Gov. Jerry Brown proposed a $137.6 billion general fund budget for California Friday amid surging revenues, kicking off his last round of negotiations with Democratic legislative leaders.
Brown's latest budget is up nearly $6 billion from his earlier proposal in January. The Democratic governor wants to save most of the surplus to protect spending during a future recession, proposing to set aside $13 billion in California's rainy day fund "to weather a storm that will be more like $60 billion."
The Democratic governor warned that the revenue is "not in the bank" but "it is a prediction."
"Life is very giddy at the peaks ... but I'm not giddy," he said.
Brown last pegged the surplus at $6.1 billion in January and proposed spending almost none of it, preferring to direct all but $300 million to reserves.
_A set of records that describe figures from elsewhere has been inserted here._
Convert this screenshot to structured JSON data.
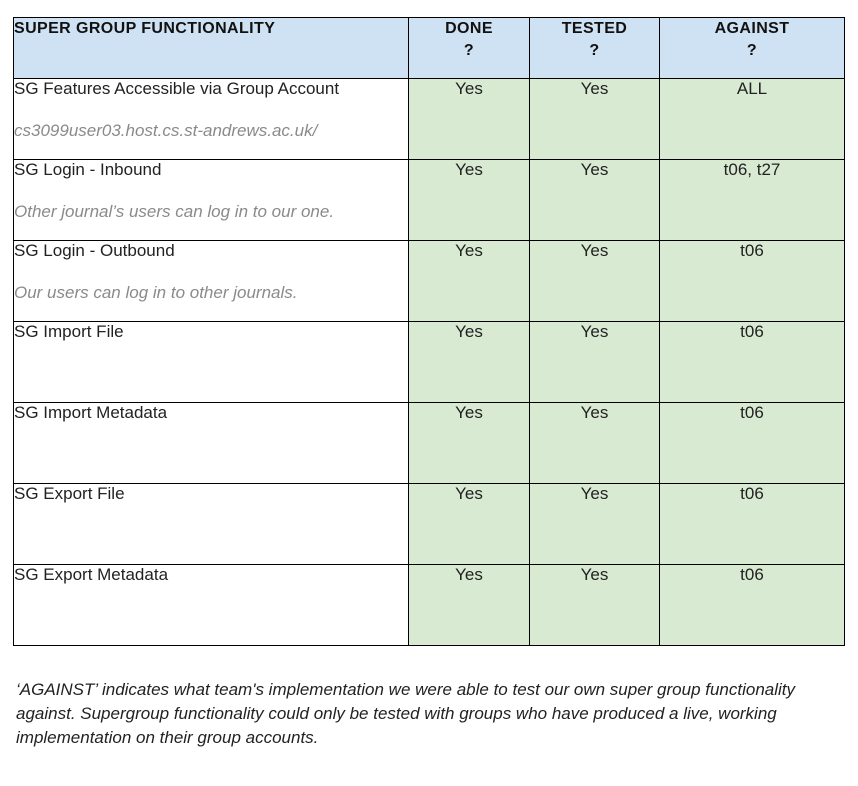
{
  "table": {
    "headers": [
      {
        "label": "SUPER GROUP FUNCTIONALITY",
        "sub": ""
      },
      {
        "label": "DONE",
        "sub": "?"
      },
      {
        "label": "TESTED",
        "sub": "?"
      },
      {
        "label": "AGAINST",
        "sub": "?"
      }
    ],
    "rows": [
      {
        "title": "SG Features Accessible via Group Account",
        "note": "cs3099user03.host.cs.st-andrews.ac.uk/",
        "done": "Yes",
        "tested": "Yes",
        "against": "ALL"
      },
      {
        "title": "SG Login - Inbound",
        "note": "Other journal’s users can log in to our one.",
        "done": "Yes",
        "tested": "Yes",
        "against": "t06, t27"
      },
      {
        "title": "SG Login - Outbound",
        "note": "Our users can log in to other journals.",
        "done": "Yes",
        "tested": "Yes",
        "against": "t06"
      },
      {
        "title": "SG Import File",
        "note": "",
        "done": "Yes",
        "tested": "Yes",
        "against": "t06"
      },
      {
        "title": "SG Import Metadata",
        "note": "",
        "done": "Yes",
        "tested": "Yes",
        "against": "t06"
      },
      {
        "title": "SG Export File",
        "note": "",
        "done": "Yes",
        "tested": "Yes",
        "against": "t06"
      },
      {
        "title": "SG Export Metadata",
        "note": "",
        "done": "Yes",
        "tested": "Yes",
        "against": "t06"
      }
    ]
  },
  "footnote": "‘AGAINST’  indicates what team's implementation we were able to test our own super group functionality against. Supergroup functionality could only be tested with groups who have produced a live, working implementation on their group accounts.",
  "colors": {
    "header_bg": "#cfe2f3",
    "value_bg": "#d9ead3",
    "note_text": "#8a8a8a"
  }
}
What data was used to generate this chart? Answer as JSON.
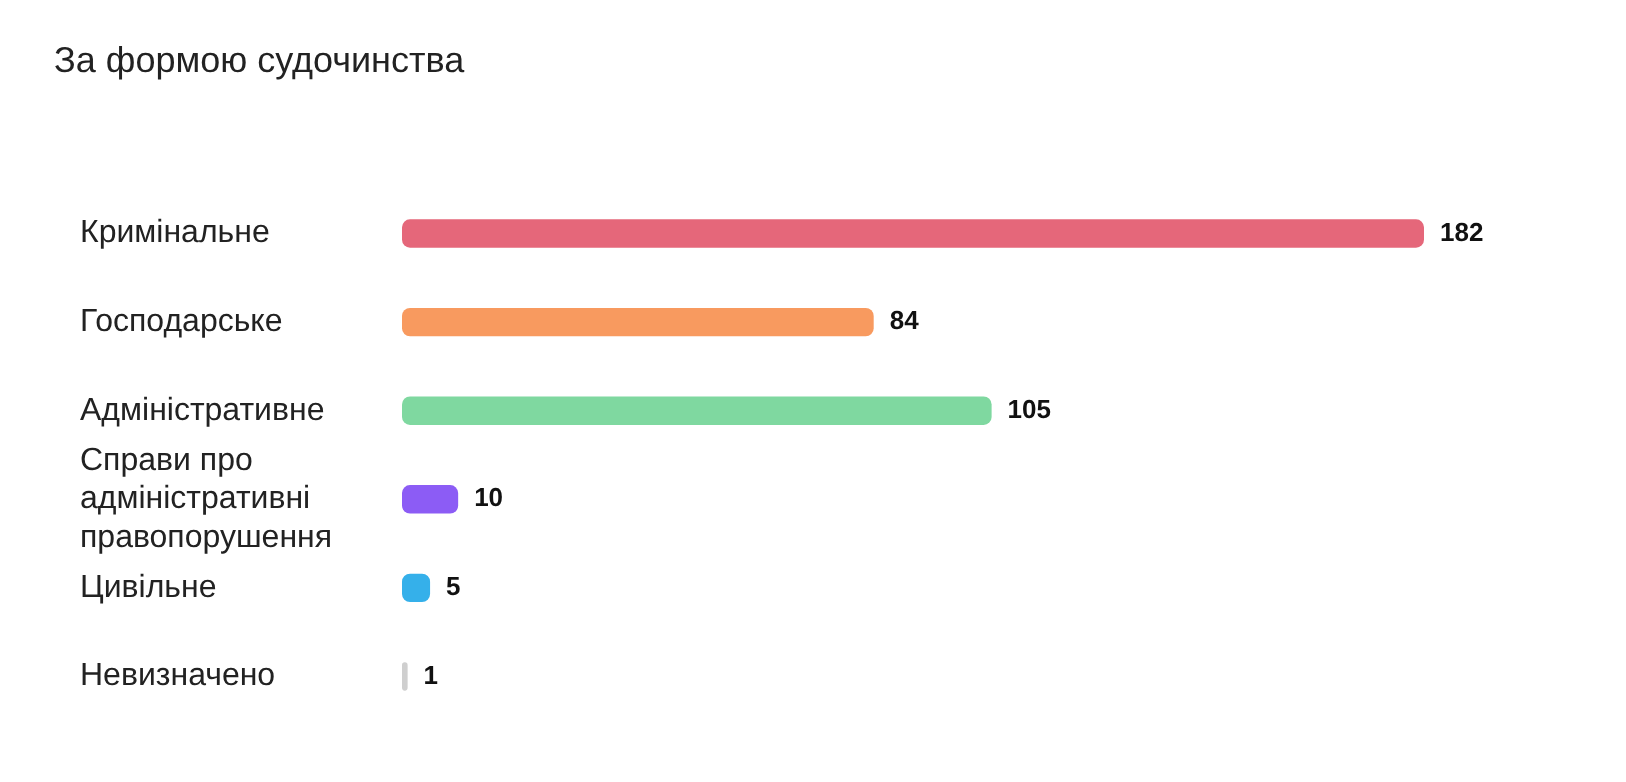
{
  "chart_data": {
    "type": "bar",
    "orientation": "horizontal",
    "title": "За формою судочинства",
    "categories": [
      "Кримінальне",
      "Господарське",
      "Адміністративне",
      "Справи про адміністративні правопорушення",
      "Цивільне",
      "Невизначено"
    ],
    "values": [
      182,
      84,
      105,
      10,
      5,
      1
    ],
    "colors": [
      "#e5677a",
      "#f89a5f",
      "#7fd8a0",
      "#8c5cf5",
      "#35b0ea",
      "#cfcfcf"
    ],
    "relative": false,
    "data_labels": true,
    "grid": false,
    "legend": false
  }
}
Since then, revenue during the busy April tax-filing season came in even higher than expected.
Brown has repeatedly warned that California is riding a wave of economic growth and the budgetary good times will eventually end. He's generally resisted new ongoing spending on social services that he says can't be sustained.
Still, on Friday he proposed $2 billion for infrastructure, including universities, courts, state facilities and flood control and $359 million to help local governments address homelessness.
But he's facing pressure to boost funding on a wide variety of legislative priorities including higher education, child care and firefighting.
Assembly Democrats said this week they'll push for a $1 billion boost in spending on health care, including $250 million to provide state-funded health coverage to low-income California residents living in the country illegally through the Medi-Cal program. Their proposal would also provide money to offset monthly premium costs for people who buy their own insurance coverage.
They have also proposed expanding the earned-income tax credit to help the working poor.
Brown's opening proposal in January would have spent $131.7 billion from the general fund. By law, about half of the budget is automatically directed to K-12 education and community colleges.
His January proposal would have created a new online community college that would primarily serve working adults. His administration has aggressively worked to sell lawmakers on the plan and said recently that the first curriculum would be a certificate in medical coding.
He said Thursday that his budget proposal will include $96 million for a variety of efforts to prevent wildfires, including doubling the amount of land that's actively managed through vegetation thinning, controlled burns and reforestation.
California firefighters and fire chiefs have asked for $100 million for overtime, equipment and dispatchers to better prepare for potential fires during risky weather conditions.
Brown will negotiate a final spending plan with Democratic legislative leaders. The Assembly and Senate have until June 15 to pass a budget under the state Constitution. If they're late, lawmakers' pay will be docked.
Brown has presided over a stark turnaround in California's finances. The state's budget, which has historically been subject to steep highs and deep lows, has grown 45 percent since 2011, when he took office facing a $25 billion deficit thanks to significant income growth among wealthy taxpayers. Forty percent of California's personal income tax revenue comes from people earning $1 million or more per year.
Republicans say the budget growth is a sign that taxes are too high.